Dr. Fawzi’s letter to Mr. Hammarskjold was a foreword to Egypt’s new “declaration on the Suez Canal and arrangements for its operation.” The declaration made a number of points that Israelis will examine closely. It speaks of “free navigation” through the Canal in line with the Constantinople Convention of 1888. However, Egypt is certain to insist that that Convention, which Israel also invokes, permits it to bar Israeli shipping under one clause referring to “a state of war.” Egypt insists it is still “at war” with Israel.


One clause in the new declaration pledges Egypt “in no case to grant any vessel, company or other party any advantage not accorded to other vessels, companies or parties, ” and refers specifically to avoidance of “discrimination.”

Egypt expresses itself as willing to have any alleged violations of its declaration arbitrated. Arbitrators are to be chosen: One by Egypt, one by the complainant, and one by both; in case the two disagree, the third arbitrator is to be appointed by the President of the International Court of Justice.
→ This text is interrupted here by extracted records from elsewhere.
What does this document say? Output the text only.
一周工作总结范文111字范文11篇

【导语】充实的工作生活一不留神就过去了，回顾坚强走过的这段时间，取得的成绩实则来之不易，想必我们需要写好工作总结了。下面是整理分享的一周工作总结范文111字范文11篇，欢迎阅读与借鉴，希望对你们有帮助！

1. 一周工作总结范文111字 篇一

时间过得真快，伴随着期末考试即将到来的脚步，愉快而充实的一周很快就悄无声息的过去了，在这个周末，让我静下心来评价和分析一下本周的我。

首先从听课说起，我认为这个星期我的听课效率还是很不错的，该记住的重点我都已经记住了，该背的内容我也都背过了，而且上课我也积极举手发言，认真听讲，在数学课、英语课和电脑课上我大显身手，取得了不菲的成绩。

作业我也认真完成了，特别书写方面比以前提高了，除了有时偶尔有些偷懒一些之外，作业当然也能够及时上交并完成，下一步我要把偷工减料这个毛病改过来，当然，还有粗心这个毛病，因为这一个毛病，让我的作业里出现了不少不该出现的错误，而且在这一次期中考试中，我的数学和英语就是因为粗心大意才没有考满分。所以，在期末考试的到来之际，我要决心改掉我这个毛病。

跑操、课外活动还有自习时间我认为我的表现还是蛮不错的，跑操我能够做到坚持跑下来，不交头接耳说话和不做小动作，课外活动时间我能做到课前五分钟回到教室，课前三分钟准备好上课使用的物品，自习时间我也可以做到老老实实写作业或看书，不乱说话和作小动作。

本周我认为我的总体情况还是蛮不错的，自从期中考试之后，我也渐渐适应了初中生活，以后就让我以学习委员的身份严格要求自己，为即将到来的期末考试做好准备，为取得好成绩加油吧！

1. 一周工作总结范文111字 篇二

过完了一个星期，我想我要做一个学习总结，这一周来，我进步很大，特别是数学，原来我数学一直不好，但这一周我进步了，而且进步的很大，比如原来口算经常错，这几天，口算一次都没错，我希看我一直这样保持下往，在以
Disputes or agreements arising out of differing interpretations of the 1888 Convention are also to be arbitrated, according to the Egyptian pledge. Here again, final resort will be to the International Court of Justice. Egypt pledges itself in cases of arbitration or International Court decisions to accept such decision as binding.

In his letter to Mr. Hammarskjold, Dr. Fawzi gave Egypt’s declaration the form of an international treaty which will be registered with the United Nations. That means that all member states who, then, agree to accept this declaration should be accorded equal rights under the instrument. That point, too, was seen as favoring Israel’s claims.